BRITAIN’S grocery market is becoming increasingly divided, according to new data which shows higher-end and discount retailers gaining market share while those occupying the middle ground lose out.
The latest grocery share figures from Kantar Worldpanel, show that total till roll at privately-owned Aldi grew 31.5 per cent year-on-year, giving the German retailer an all-time record market share of 3.5 per cent.
Waitrose, which is owned by John Lewis, held on to its record market share of 4.9 per cent reported last month.
Edward Garner, director at Kantar said: “For many consumers, the discounters are increasingly becoming part of the weekly shop – supplementing trips to the big four retailers and offering a convenient and cheaper option.”

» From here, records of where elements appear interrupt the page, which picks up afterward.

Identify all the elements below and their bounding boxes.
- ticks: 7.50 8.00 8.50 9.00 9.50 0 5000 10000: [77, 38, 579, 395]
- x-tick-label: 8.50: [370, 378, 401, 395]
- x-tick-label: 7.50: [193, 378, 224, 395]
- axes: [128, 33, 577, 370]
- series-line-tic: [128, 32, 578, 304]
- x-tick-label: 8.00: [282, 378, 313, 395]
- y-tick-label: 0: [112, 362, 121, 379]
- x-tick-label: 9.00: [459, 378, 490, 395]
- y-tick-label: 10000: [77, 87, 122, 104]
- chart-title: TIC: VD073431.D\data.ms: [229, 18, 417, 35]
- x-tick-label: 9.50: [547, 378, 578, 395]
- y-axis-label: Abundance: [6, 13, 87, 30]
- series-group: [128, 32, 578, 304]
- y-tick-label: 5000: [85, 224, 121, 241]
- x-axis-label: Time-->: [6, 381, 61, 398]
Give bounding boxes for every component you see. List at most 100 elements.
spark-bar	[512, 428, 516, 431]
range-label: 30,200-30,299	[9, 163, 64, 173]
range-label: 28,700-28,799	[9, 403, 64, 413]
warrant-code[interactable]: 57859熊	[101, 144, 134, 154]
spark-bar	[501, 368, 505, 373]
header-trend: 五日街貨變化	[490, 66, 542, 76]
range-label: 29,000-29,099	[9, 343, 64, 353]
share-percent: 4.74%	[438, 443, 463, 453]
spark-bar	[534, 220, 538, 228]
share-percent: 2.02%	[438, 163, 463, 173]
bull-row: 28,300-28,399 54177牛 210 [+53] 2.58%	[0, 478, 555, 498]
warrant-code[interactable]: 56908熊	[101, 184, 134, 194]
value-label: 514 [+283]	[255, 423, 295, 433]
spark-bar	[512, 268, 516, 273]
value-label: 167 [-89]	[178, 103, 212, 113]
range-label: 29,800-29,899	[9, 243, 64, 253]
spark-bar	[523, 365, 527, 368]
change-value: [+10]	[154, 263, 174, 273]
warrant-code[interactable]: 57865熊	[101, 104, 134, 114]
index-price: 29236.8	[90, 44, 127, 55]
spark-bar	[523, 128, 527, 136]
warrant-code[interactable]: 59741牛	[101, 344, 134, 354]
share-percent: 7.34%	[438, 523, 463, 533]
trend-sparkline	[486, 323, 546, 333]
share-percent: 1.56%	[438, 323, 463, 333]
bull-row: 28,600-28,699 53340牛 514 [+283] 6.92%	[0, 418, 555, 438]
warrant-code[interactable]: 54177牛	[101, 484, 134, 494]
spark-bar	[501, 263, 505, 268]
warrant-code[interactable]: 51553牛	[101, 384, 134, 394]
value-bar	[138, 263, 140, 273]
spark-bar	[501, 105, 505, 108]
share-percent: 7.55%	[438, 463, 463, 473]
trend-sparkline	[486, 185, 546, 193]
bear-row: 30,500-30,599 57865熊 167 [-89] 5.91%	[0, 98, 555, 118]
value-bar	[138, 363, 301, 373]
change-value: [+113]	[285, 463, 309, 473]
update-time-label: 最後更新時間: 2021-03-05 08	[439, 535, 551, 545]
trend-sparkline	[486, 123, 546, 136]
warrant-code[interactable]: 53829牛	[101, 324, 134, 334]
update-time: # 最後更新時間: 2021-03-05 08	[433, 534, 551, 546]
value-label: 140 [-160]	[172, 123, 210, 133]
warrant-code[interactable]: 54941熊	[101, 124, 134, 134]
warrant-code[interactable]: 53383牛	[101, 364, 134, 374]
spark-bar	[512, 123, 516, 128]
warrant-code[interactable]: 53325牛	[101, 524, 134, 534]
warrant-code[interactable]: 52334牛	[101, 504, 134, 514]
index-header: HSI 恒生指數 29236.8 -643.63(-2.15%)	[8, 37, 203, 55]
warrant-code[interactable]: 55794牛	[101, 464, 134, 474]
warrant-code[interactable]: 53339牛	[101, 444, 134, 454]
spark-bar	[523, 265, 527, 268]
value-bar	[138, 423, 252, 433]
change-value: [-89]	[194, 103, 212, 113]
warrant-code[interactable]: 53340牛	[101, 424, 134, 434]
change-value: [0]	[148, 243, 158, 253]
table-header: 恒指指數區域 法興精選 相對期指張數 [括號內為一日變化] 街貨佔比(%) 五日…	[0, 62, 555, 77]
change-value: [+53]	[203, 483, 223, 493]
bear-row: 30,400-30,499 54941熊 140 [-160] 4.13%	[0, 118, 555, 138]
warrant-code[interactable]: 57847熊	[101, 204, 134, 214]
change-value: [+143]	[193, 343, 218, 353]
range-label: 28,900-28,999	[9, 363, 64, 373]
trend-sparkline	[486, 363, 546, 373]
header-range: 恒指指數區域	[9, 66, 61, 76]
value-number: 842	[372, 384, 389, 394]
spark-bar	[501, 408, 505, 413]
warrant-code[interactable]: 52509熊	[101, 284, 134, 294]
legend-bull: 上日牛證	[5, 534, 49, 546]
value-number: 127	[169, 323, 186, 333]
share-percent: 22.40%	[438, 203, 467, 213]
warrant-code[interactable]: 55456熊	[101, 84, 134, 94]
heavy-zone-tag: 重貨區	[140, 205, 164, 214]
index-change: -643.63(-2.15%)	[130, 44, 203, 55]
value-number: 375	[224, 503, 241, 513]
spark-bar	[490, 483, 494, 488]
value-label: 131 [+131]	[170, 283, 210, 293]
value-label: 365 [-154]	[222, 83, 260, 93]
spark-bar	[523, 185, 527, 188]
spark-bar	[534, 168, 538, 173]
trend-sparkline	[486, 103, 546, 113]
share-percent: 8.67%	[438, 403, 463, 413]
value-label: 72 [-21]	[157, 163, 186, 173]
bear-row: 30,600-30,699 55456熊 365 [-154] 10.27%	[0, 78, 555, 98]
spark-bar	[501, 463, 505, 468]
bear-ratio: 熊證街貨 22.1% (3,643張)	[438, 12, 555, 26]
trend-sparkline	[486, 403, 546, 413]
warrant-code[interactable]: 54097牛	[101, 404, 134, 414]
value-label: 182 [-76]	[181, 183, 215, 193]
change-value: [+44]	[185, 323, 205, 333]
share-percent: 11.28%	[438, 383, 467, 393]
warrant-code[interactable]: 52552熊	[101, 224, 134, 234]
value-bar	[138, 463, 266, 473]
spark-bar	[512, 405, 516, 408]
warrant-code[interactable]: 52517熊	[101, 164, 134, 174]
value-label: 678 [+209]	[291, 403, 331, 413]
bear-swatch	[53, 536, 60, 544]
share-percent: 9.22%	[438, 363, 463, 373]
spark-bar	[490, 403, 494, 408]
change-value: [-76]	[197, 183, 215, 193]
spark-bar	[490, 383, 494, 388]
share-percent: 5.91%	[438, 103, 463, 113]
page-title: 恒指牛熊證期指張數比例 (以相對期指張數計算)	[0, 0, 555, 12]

The trend is putting pressure on Britain’s so-called big four, with only J Sainsbury, Britain’s third-largest grocer, posting an increase in market share from 16.5 per cent to 16.8 per cent of a market total of £32.5bn.
Earlier in May, Sainsbury beat forecasts with a 6.2 per cent rise in year profit, while last month Tesco posted a 51.5 per cent slump in yearly profit.
The market leader saw its market share fall to 30.2 per cent from 30.8 per cent while Wm Morrison’s share of the market fell to 11.6 per cent from 11.9 per cent a year ago.
Asda also fell 0.2 per cent to 17.2 per cent.
“With its plans for online and accelerated convenience store coverage now in place, the retailer will hope that successful implementation will return it to share growth,” Garner said of Morrisons.
Kantar said grocery inflation was 3.9 per cent for the 12-week period.